Darum geht es in „Undertone“: Gemeinsam mit ihrem Kumpel Justin (Adam DiMarco) hostet Evie (Nina Kiri) den „Undertone Podcast“, in dem es um paranormale Phänomene geht. Dabei ist Evie die deutlich Skeptischere der beiden und zudem mit den bitteren Realitäten des Diesseits konfrontiert: Sie ist vor Kurzem zurück nach Hause gezogen, um ihre sterbenskranke Mutter (Michèle Duquet) zu pflegen.

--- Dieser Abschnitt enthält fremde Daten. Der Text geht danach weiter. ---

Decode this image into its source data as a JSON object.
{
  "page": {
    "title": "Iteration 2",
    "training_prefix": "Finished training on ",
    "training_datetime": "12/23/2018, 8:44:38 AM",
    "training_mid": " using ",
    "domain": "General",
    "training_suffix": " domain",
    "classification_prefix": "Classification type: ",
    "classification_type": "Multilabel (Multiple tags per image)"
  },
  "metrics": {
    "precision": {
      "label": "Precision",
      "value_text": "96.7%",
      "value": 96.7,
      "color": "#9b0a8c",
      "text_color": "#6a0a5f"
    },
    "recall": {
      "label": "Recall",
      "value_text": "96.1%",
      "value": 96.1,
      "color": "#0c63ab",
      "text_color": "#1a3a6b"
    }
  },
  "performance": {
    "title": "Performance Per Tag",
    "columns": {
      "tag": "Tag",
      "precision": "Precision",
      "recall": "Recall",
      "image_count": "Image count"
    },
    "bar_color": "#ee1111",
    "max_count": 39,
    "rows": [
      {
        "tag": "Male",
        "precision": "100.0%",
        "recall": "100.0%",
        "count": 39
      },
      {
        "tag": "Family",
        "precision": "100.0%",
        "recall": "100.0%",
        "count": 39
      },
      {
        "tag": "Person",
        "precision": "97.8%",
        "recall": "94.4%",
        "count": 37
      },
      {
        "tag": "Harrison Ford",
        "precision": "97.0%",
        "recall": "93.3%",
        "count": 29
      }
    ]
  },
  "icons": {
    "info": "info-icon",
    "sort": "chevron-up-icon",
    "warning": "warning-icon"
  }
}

In ihren freien Stunden kümmert sich Evie weiter um den Podcast und hat es für die neueste Folge mit Audio-Tapes zu tun, die ein Ehepaar in seinem angeblich von Geistern bewohnten Haus aufgenommen hat. Darauf zu hören sind rätselhafte, unheimliche Geräusche, hinter denen sich nur schwer herauszufilternde Botschaften aus dem Jenseits befinden könnten. Doch je genauer Evie hinhört, desto mehr scheint jemand oder etwas im Haus ihrer Mutter sein Unwesen zu treiben…
A24
Die nächste Horror-Entdeckung von A24?
„Undertone“ ist das Spielfilmdebüt des kanadischen Regisseurs Ian Tuason, der zuvor einige Horror-Kurzfilme gedreht hat. Im Sommer 2025 feierte „Undertone“ seine Premiere beim Fantasia International Film Festival in Montreal und hat danach einiges an Kritiker-Lob, vor allem für das ausgetüftelte Sounddesign und einen sich langsam aufbauenden Horror anstelle von üblichen Jumpscares, eingeheimst, wie beim Review-Aggregator MetaCritic nachzulesen ist.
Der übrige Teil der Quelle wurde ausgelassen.